The lead researcher explains that using a thin layer of monocrystalline gold that they were able to produce based on a new synthetic method, which allowed them to study the photoluminescent process as they reduced the thickness more and more. "We were able to observe certain quantum-mechanical effects resulting from layers 40 nanometers thick, which were unexpected because normally for a metal, you don't encounter such effects until you reach a size of less than ten nanometers," says the researcher.
These observations provide key information as to how and the exact location where the gold process occurs, necessary prerequisites for using these layers as a detector. Another unexpected result of the research was the discovery that the bending signal of the gold can be used to measure the temperature of the material's surface, an important index for scientists working in the nano field.

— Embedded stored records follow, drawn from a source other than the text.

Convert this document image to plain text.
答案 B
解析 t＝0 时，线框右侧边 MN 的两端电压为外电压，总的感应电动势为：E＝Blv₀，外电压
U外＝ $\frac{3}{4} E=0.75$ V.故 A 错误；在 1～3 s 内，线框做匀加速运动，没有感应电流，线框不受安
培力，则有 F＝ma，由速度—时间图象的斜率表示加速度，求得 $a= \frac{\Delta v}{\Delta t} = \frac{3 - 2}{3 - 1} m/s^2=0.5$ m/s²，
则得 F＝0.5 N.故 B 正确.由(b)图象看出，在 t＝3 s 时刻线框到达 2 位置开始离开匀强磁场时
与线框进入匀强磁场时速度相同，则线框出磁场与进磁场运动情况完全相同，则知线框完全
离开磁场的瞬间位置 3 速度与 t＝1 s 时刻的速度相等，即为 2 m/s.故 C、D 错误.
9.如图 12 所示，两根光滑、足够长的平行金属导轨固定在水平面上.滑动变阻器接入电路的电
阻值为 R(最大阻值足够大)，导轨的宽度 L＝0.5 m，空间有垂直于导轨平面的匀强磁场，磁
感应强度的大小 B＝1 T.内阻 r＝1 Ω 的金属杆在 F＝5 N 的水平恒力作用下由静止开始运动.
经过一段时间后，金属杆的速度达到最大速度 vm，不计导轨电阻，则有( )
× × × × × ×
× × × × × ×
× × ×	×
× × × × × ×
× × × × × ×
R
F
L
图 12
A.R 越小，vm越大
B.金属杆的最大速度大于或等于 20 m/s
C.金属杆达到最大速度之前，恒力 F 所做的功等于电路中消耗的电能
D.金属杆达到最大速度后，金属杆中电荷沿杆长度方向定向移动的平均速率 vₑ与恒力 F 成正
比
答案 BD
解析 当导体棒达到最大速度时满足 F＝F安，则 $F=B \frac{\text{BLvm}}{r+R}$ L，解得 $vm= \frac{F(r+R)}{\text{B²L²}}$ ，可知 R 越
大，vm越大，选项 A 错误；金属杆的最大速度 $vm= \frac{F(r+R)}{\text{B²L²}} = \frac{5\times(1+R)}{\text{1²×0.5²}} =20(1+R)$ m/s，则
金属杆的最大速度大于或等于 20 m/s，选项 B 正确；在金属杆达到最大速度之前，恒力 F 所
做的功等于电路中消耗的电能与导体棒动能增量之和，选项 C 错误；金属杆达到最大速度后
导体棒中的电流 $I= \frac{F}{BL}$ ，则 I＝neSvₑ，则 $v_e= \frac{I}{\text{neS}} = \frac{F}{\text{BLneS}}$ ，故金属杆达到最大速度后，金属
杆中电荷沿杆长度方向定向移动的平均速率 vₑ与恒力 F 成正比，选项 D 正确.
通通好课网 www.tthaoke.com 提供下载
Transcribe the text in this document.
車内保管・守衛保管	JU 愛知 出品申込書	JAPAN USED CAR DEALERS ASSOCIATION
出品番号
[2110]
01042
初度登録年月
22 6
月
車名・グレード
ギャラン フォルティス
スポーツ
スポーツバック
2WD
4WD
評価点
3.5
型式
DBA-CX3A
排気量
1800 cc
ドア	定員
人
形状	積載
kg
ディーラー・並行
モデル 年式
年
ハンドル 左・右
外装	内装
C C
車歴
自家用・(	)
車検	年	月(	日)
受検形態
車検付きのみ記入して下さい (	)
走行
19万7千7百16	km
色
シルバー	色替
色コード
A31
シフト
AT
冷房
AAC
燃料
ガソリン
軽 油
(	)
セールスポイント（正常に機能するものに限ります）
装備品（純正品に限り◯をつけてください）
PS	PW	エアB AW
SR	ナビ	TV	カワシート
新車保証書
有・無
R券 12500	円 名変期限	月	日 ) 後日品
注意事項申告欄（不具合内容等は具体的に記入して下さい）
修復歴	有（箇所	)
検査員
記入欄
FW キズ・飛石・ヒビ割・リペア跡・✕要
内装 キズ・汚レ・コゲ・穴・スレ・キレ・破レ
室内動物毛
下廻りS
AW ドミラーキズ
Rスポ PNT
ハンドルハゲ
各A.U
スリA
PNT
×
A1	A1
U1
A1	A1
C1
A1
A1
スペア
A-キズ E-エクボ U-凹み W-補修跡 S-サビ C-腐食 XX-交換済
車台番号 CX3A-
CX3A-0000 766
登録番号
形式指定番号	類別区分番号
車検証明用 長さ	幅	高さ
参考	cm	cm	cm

"For many chemical reactions that occur on the surface of metals, there is great controversy as to the question under which conditions these reactions occur. Temperature is a key index, but measuring temperature at the nanometer level is a very big challenge, since the temperature detector itself can affect the measurement itself. Therefore, it is a great advantage to be able to measure the material while using the material itself as a detector," notes the lead researcher.
Metals, such as gold and copper can initiate certain key reactions, such as the reduction of carbon dioxide back into carbon-based products, such as solar fuel, which stores solar energy in the form of chemical bonds.
"To fight climate change, we will need technologies that will succeed in converting carbon dioxide into other useful substances in one way or another," says one of the researchers.
"Using metals is one way to do this, but if researchers don't have a good understanding of how these reactions occur on the surface, then we won't be able to improve them. Nehornot offers a new way to understand exactly how this phenomenon exists in these metals."